I mean it. I'm a sensitive person. I thrive in those touchy-feely moments at work amid the busyness and intellectual stimulus of oncology floor nursing. When my patient's wall comes down, it's my job to treat the fragile person inside with gentleness. But I realized in the brevity of that vulnerable moment how close this woman is to despair, how rapidly hope can slip between the weak grasp of her bony fingers if we dwell on the severity of her illness. She can't afford that. So it's also my job to help my patient put that wall back up again.
"And tomorrow you are walking nine laps instead of six," I command her. "Because we are going to get you stronger and work out that bowel obstruction."
"That sounds good," she says flatly with eyes closed. "Make sure you pull the curtain and shut the door on your way out."

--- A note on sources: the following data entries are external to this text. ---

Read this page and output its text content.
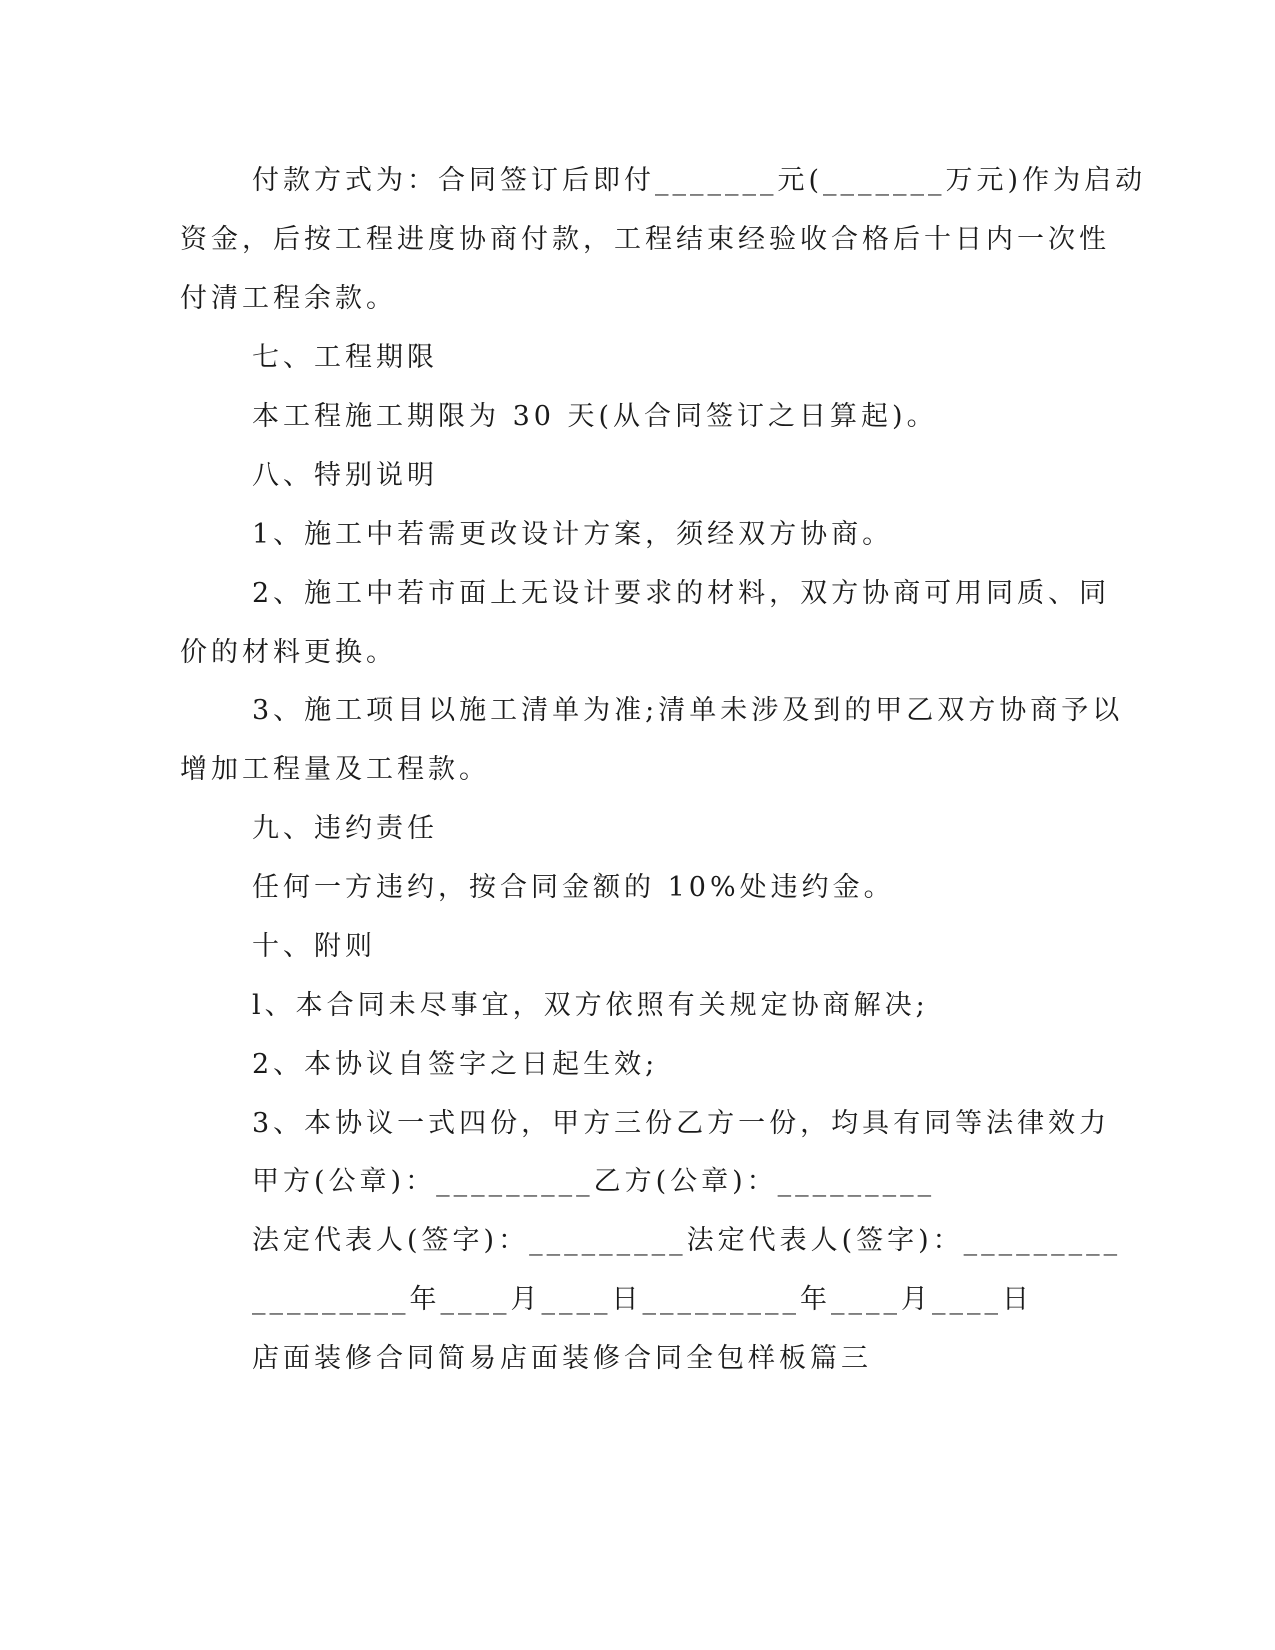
付款方式为：合同签订后即付_______元(_______万元)作为启动
资金，后按工程进度协商付款，工程结束经验收合格后十日内一次性
付清工程余款。
七、工程期限
本工程施工期限为 30 天(从合同签订之日算起)。
八、特别说明
1、施工中若需更改设计方案，须经双方协商。
2、施工中若市面上无设计要求的材料，双方协商可用同质、同
价的材料更换。
3、施工项目以施工清单为准;清单未涉及到的甲乙双方协商予以
增加工程量及工程款。
九、违约责任
任何一方违约，按合同金额的 10%处违约金。
十、附则
l、本合同未尽事宜，双方依照有关规定协商解决;
2、本协议自签字之日起生效;
3、本协议一式四份，甲方三份乙方一份，均具有同等法律效力
甲方(公章)：_________乙方(公章)：_________
法定代表人(签字)：_________法定代表人(签字)：_________
_________年____月____日_________年____月____日
店面装修合同简易店面装修合同全包样板篇三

One week later, I saw one of our aides carry a lunch tray through that door covered with signs. I saw a smiling woman emerge from the room with no tube hanging from her nose. She laughed and joked as I celebrated with her during her walk around the unit.
She was still severely underweight. The cancer was still growing. In light of this, the resolution of an obstruction seems trivial. But for us, and for her, it means progress. Another chance. It means taking pleasure in food, reclaiming her dignity, gaining independence as she becomes less reliant on medical intervention to make up for her body's insufficiency.
Above all, it means hope. The fight isn't over yet. I'll wear a blue ribbon every day in March to celebrate that.